Friday, March 14, 2008

Catholic Left Beats McCain with Hagee Stick

Deal Hudson writes at InsideCatholic:
The moment Bill Donohue demanded that Senator John McCain repudiate the anti-Catholicism of Rev. John Hagee, the Democrats began rubbing their hands in anticipation. Between February 28 and March 10, Donohue, president of the Catholic League for Religious and Civil Rights, issued eleven press releases.

By the time Donohue announced "this case is closed" the McCain-Hagee story had been referenced every day on cable news and in the print media.

But what satisfied Bill Donohue was not enough for a group called "
Catholics United," a middle-to-left organization "dedicated to promoting the message of justice and the common good found at the heart of the Catholic Social Tradition."

For the past year, Catholics United has pushed a number of issues it considers of importance to Catholics, most of them at the expense of Republicans: global warming, torture, children's health care, ending the Iraq War, and now the endorsement of McCain by Texas pastor John Hagee.

A March 7
press release from Catholics United applauded McCain's repudiation of Hagee's anti-Catholicism but called upon him to "reject" Hagee's endorsement outright.

[More]
My Comments:
I'm trying to determine what ties, if any, Catholics United has to Catholics in Alliance for the Common Good.
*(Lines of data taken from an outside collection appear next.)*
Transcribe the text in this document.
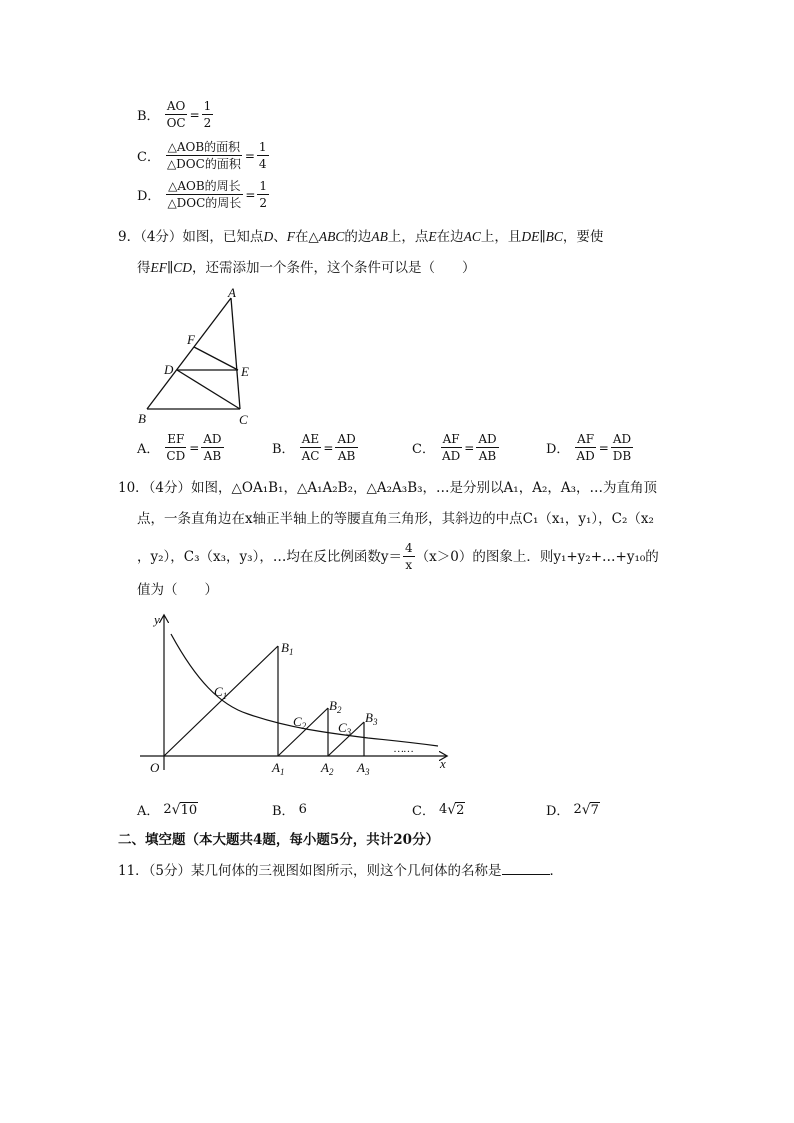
B． $\frac{AO}{OC} = \frac{1}{2}$
C． $\frac{\text{△AOB的面积}}{\text{△DOC的面积}} = \frac{1}{4}$
D． $\frac{\text{△AOB的周长}}{\text{△DOC的周长}} = \frac{1}{2}$
9．（4分）如图，已知点D、F在△ABC的边AB上，点E在边AC上，且DE∥BC，要使
得EF∥CD，还需添加一个条件，这个条件可以是（　　）
A
F
D	E
B	C
A． $\frac{EF}{CD} = \frac{AD}{AB}$	B． $\frac{AE}{AC} = \frac{AD}{AB}$	C． $\frac{AF}{AD} = \frac{AD}{AB}$	D． $\frac{AF}{AD} = \frac{AD}{DB}$
10．（4分）如图，△OA₁B₁，△A₁A₂B₂，△A₂A₃B₃，…是分别以A₁，A₂，A₃，…为直角顶
点，一条直角边在x轴正半轴上的等腰直角三角形，其斜边的中点C₁（x₁，y₁），C₂（x₂
，y₂），C₃（x₃，y₃），…均在反比例函数$y= \frac{4}{x} (x>0)$的图象上．则y₁+y₂+…+y₁₀的
值为（　　）
y
x
O
$B_1$
$C_1$
$B_2$
$C_2$
$B_3$
$C_3$
$A_1$	$A_2$ $A_3$
……
A． 2 √ 10	B． 6	C． 4 √ 2	D． 2 √ 7
二、填空题（本大题共4题，每小题5分，共计20分）
11．（5分）某几何体的三视图如图所示，则这个几何体的名称是	．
It does appear that the organization's Director of Organizing was also a key organizer of Catholics in Alliance.

You may remember that the Catholics in Alliance organization came out in defense of the Edwards bloggers who had made anti-Catholic statements, and even defended the Edwards campaign decision to stand by the bloggers.

I can't locate anything from Catholics United that condemned the Edwards campaign for standing by its bloggers in a similar fashion as it has the McCain campaign for the Hagee endorsement. In fact, the organization's executive director has sought to minimize the Edwards campaign's culpability, compared to McCain's, with nonsense like this:
Edwards' bloggers were junior staff members with relatively little power in the campaign. Hagee, on the other hand, is an influential megachurch pastor who promises to bring along a key conservative constituency.
So, according to this reasoning, Edwards is less culpable for standing by the campaign's OFFICIAL blog representatives after they made anti-Catholic comments than McCain is for the far-out nutty anti-Catholic views of some guy who endorsed him. I guess it makes sense out in lefty la-la land.